I was upset, shaking, practically in tears as the school day ended. I left the classroom and went to the office and apologized for losing control and resorting to calling her in. It was my responsibility as the teacher to maintain control. The FP (fabulous principal) talked to me, telling me not to blame myself, that I was new to South Africa (eight months on the job), new to that grade level (true)(but what about the 21 years of teaching experience?), and that it was their responsibility to behave while I was teaching. True. But…..
Thinking about teaching.
Thinking about teaching in South Africa.
Thinking about teaching seventh graders–they are tough everywhere. I have always thought that successful seventh-grade teachers should be given Medals of Honor.
What was I doing here anyway? Maybe I should go home.
I taught both my Grade 5 and Grade 7 classes.
Grade 7 behaved themselves.
Meeting started at 10:30 a.m. Only 10 parents attended. Three were teachers at our school.
No one was sent home to get a parent.
51 learners. 1 principal. 10 parents. 4 Grade 7 teachers.
Everyone got an opportunity to speak. Only one person spoke in English and that person had an IsiZulu translator.
The children were told by parents, teachers and principal that their class performance, homework and behavior were not good and they better get serious about their schoolwork. I told them, with the principal translating, that I hoped that at sometime in their growing up that would learn to behave properly because it was the right thing to do and not just because someone was yelling at them or hitting them. I realized that would take time to learn. Parents told them to behave in school and listen to their teacher and take advantage of the opportunity of having an American coming to teach them English. And, it doesn’t matter whose period it is, just be ready to learn!
They acted beautifully on Monday, Tuesday, Wednesday and Thursday. By Friday, they were once again chatty and doing crappy work.
I don’t want to.
I won’t do it.
It’s not important.
I will just put down any old answer.
I forgot my homework at home.
I forgot to do my homework.
He stole my homework.
I will do it while she is walking around collecting the papers.
Do they think we have never heard this crap before?
I am not leaving.
14 more months.
Should I teach Grade 7 next year?
An error in the last blog, now corrected. There is hardly any water pressure at the tap at school.
Guess who came to Africa!?! Guess who wowed the welcoming Kenyans!?! Here he is, on my TV that only gets yellow, blue, gray and black colors.
My garden is doing a little better. I have kale and two almost red tomatoes and cosmos and alyssum, and wildflower seeds coming along. Kale and cosmos and allysum are unknown in these parts. Will the tomatoes taste soapy because they are only watered with dish water and laundry water and bath water?
Luyanda came home from boarding school for a while in June/July. Before she returned, she came over to my house and we made vanilla muffins together for her to take with her when she returned to school.

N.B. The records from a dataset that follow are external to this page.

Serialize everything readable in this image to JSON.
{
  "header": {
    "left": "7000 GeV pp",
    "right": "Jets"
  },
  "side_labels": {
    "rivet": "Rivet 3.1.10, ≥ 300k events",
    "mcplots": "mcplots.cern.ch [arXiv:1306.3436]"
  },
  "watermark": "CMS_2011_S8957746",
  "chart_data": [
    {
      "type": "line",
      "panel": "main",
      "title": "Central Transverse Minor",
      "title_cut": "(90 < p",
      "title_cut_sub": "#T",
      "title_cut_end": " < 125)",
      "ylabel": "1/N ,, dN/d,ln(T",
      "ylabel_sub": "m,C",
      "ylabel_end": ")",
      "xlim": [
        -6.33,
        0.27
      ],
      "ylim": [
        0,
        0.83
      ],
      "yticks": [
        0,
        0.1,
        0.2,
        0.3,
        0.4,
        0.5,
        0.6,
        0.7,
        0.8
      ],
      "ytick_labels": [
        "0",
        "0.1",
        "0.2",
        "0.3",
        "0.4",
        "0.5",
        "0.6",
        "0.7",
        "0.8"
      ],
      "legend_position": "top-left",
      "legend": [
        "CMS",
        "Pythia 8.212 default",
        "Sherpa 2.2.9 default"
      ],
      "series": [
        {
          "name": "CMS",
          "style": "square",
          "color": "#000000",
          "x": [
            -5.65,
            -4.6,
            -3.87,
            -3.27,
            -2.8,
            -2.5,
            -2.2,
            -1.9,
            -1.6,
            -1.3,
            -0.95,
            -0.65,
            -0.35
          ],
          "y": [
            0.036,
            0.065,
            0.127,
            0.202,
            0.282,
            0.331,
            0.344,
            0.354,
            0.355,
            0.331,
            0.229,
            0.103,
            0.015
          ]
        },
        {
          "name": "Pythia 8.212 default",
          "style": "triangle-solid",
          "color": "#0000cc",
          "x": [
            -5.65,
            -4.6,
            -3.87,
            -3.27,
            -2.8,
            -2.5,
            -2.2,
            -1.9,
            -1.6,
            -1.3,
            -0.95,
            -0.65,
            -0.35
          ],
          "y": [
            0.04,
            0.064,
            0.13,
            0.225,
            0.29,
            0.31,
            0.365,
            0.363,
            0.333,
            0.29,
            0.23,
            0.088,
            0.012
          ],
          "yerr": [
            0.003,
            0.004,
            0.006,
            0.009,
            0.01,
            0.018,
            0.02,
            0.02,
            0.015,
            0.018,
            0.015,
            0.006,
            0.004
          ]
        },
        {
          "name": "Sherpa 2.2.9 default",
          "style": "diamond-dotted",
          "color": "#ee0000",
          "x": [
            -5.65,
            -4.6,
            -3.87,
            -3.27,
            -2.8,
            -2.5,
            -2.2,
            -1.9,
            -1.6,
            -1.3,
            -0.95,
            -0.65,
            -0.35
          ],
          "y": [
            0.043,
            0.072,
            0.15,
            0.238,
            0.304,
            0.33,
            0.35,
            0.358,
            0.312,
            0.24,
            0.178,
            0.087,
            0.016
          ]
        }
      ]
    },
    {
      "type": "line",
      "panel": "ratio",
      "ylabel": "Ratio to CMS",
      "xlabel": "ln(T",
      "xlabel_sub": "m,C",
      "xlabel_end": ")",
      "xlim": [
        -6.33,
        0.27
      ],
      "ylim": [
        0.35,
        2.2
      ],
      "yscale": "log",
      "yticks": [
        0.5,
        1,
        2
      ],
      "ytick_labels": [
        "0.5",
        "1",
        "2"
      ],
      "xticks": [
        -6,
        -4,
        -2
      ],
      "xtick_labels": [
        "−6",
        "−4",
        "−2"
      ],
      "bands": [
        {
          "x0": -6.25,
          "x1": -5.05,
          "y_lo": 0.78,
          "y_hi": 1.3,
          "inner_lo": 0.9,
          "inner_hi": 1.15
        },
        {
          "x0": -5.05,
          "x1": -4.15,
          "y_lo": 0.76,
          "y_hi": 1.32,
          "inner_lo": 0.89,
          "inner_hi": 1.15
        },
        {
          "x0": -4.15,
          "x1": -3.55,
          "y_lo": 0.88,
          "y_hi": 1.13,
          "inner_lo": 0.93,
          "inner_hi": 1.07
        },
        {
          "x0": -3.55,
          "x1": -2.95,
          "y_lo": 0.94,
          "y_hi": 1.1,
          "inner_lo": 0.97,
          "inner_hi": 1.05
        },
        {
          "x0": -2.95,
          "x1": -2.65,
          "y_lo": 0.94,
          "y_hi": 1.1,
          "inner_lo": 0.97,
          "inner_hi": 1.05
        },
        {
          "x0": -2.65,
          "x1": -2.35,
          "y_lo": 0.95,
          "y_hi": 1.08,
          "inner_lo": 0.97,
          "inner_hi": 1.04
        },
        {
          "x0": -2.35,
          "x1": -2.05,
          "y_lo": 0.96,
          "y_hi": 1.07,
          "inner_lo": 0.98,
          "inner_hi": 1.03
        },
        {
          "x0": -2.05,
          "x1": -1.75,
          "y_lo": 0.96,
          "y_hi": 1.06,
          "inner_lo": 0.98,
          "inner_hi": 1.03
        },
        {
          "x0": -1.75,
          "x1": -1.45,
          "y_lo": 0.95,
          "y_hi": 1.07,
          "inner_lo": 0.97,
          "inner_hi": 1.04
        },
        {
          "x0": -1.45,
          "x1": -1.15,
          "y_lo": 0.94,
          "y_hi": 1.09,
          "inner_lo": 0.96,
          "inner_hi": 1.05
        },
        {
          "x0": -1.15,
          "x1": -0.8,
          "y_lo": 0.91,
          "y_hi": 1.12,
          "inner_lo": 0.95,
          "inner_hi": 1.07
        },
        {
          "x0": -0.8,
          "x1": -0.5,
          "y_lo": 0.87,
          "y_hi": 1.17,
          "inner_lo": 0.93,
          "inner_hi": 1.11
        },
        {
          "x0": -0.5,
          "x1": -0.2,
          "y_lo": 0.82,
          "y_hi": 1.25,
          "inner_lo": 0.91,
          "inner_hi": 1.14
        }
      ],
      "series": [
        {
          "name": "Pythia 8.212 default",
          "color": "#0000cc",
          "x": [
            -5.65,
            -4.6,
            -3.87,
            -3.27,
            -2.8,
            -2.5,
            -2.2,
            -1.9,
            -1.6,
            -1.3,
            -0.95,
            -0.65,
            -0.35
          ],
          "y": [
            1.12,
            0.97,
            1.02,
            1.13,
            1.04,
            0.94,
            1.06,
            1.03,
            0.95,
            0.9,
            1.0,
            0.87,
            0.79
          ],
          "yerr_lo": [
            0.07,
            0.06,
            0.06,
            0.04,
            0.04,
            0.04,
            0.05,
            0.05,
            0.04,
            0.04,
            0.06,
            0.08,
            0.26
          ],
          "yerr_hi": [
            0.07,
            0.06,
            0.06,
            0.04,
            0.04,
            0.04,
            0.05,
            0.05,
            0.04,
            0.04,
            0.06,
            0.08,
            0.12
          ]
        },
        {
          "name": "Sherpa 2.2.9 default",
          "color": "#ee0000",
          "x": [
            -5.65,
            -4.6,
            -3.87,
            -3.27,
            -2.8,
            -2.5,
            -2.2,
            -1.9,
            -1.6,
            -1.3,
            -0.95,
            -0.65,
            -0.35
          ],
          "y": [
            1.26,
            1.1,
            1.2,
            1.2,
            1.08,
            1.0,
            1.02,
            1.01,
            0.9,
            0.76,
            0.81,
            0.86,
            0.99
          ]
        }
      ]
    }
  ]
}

These two beautiful young women came to visit me for one night. Mikayla on the left (a PC volunteer teaching near Nqutu) and Kim on the right (a PC volunteer teaching near Manguzi) were delightful company.
Nombulelo is 12 and lives near me with her extended family. She is in my Grade 6 Social Science class. She is curious and kind and helpful, always willing to bring me water, carrying it on her head. She sometimes takes her little nephew around on her back, tied with a towel, as women do here everywhere. She is not shy about practicing English and communicating with me!